The agency still didn’t act.

In 2008, a group of environmental advocacy organizations, including the Sierra Club, sued the EPA. A federal trial court in 2009 ordered the EPA to implement the Superfund financial assurance provision. Later that year, the agency targeted the hardrock mining sector as its priority for a financial assurance rule. The environmental group Earthworks says hardrock mining for minerals is the nation’s largest source of hazardous pollutants and presents a significant risk to public health from spills, untreated discharges, and unreclaimed mines.

The EPA in 2010 identified three more industries that it would consider for financial responsibility requirements: chemical manufacturing, petroleum and coal products, and electricity generation. But the agency again didn’t act until environmental groups took it to court once more and a judge set deadlines for agency actions.

As the Obama administration wound down in late 2016, the EPA proposed Superfund financial responsibility requirements for hardrock mining. The agency also said it would issue similar proposals for the other three sectors. Under deadlines set by the court, the EPA had until December 2022 to propose a rule for the chemical industry and until December 2024 to make a final decision.

This timeline handed the Trump administration the opportunity to take final action on all four industries.

Some federal and state agencies and industry opposed the hardrock mining proposal, saying it was unnecessary because of existing federal and state regulations and modern mining practices. Agreeing with these arguments, the Trump EPA made a final determination in December 2017 that the agency would not issue financial responsibility requirements for hardrock mining because they weren’t needed.

Environmental groups challenged the decision. In July 2019, a panel of three federal appeals court judges backed the rule and the EPA’s reasoning behind it. That gave the Trump EPA firm legal footing to forestall financial assurance plans for the other sectors.

Under a proposal the EPA issued in late February, the agency wouldn’t impose financial requirements on chemical makers. The agency will accept public comments on the plan before taking final action, which is likely to happen later this year.

“After careful analysis, EPA has concluded that the existing regulatory programs and current industry practices that have been put in place over the last four decades already address the financial risk of the government having to fund cleanups from operating chemical manufacturing facilities,” the agency says in a fact sheet on its proposal.

Environmental activists oppose the EPA plan.
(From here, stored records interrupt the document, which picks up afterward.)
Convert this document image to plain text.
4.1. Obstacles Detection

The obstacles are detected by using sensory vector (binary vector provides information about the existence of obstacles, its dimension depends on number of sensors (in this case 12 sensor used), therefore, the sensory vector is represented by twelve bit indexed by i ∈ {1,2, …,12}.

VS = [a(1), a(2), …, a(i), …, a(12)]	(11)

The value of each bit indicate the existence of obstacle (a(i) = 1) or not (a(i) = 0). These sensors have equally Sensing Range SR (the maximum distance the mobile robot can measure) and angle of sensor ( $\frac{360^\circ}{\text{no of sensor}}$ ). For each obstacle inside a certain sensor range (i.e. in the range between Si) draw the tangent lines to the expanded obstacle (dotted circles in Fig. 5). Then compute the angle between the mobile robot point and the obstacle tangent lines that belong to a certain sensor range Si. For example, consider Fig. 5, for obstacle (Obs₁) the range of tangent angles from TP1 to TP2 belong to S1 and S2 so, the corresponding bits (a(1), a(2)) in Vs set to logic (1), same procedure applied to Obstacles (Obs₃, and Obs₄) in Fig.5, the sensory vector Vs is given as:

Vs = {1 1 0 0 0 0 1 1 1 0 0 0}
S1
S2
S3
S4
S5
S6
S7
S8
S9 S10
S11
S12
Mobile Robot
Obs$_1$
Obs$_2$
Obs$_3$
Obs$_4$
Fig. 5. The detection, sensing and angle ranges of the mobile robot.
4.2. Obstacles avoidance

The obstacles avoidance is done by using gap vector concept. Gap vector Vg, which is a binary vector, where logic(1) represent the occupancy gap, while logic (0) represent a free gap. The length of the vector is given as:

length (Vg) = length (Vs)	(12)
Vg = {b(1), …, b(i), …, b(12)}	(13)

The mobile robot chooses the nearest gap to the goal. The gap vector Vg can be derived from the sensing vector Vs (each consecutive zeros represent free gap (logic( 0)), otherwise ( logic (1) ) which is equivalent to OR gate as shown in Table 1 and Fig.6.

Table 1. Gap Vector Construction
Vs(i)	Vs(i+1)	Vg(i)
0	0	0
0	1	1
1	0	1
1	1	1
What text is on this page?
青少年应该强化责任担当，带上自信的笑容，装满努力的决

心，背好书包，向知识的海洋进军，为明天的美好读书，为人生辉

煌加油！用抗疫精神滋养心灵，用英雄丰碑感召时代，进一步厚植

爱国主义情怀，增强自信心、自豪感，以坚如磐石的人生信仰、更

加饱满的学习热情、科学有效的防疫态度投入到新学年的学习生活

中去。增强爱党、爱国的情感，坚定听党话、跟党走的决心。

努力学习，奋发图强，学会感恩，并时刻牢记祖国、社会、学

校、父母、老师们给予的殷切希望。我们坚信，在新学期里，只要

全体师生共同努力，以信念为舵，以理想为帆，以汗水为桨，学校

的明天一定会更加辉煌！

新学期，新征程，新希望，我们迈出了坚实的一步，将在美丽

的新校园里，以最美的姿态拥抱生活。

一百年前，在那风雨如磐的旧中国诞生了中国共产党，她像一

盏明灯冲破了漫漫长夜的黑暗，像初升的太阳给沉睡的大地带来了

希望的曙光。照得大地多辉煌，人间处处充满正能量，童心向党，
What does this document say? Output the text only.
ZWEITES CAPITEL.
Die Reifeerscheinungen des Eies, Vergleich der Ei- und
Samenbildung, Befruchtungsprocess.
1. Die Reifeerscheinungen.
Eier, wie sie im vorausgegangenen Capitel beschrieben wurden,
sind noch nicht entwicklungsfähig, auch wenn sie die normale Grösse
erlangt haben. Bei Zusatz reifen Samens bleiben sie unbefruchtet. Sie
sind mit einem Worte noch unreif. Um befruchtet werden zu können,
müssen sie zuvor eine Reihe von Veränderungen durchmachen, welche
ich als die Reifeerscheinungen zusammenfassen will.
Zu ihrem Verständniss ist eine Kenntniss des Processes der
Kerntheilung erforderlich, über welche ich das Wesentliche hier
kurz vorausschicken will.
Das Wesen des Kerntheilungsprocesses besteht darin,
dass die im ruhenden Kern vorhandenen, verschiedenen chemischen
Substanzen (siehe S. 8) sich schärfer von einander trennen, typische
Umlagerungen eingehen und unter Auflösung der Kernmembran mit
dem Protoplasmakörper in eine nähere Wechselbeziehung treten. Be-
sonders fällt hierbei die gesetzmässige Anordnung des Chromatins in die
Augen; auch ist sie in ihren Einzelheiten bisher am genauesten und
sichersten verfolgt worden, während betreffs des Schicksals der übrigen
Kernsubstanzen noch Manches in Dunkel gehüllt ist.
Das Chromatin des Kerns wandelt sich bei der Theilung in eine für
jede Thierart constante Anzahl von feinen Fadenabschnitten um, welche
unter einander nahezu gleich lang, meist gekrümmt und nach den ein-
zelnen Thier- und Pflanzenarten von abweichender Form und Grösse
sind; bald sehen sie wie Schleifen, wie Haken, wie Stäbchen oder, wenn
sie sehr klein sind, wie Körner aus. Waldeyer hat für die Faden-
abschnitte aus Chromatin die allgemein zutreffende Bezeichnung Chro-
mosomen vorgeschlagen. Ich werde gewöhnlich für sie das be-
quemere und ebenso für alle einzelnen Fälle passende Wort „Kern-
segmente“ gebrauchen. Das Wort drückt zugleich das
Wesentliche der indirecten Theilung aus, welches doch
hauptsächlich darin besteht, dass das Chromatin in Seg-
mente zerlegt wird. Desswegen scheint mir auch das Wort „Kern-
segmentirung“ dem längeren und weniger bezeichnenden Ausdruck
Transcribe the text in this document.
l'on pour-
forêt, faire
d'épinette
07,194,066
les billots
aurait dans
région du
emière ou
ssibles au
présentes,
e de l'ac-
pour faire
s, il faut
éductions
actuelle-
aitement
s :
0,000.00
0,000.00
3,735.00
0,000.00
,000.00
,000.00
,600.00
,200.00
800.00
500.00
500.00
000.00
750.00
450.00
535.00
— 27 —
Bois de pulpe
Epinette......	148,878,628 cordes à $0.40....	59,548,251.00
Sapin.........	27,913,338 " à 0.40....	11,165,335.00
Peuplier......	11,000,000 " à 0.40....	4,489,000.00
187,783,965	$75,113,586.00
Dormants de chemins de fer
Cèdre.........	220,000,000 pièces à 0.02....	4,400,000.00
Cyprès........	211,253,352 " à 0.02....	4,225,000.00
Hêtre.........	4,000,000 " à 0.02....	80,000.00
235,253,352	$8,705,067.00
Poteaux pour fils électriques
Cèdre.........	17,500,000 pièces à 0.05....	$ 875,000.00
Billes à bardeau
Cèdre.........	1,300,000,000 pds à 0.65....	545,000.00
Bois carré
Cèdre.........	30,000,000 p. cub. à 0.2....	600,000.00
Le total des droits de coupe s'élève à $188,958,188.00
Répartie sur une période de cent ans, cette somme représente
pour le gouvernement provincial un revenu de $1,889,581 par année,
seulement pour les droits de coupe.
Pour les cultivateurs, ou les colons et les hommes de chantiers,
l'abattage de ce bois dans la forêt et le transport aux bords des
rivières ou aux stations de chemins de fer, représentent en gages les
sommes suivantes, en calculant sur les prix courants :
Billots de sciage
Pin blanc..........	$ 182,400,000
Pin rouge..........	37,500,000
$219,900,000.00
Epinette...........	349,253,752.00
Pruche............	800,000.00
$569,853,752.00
The agency’s proposal, the Sierra Club’s Williams tells C&EN, paves the way for industry to continue abandoning polluted sites, which Williams calls “a wealth transfer from the polluted to the polluter.”

The American Chemistry Council, the largest lobbying group of US chemical manufacturers, applauded the news. “Federal and state programs, along with modern operating procedures, have significantly reduced the risk of taxpayer-funded cleanup efforts,” ACC says in a statement provided to C&EN. “We’re pleased that EPA does not intend to pursue duplicative new regulations that would increase costs for chemical manufacturers without environmental benefit.”

The agency will accept public comments on the plan before taking final action, which is likely to happen later this year.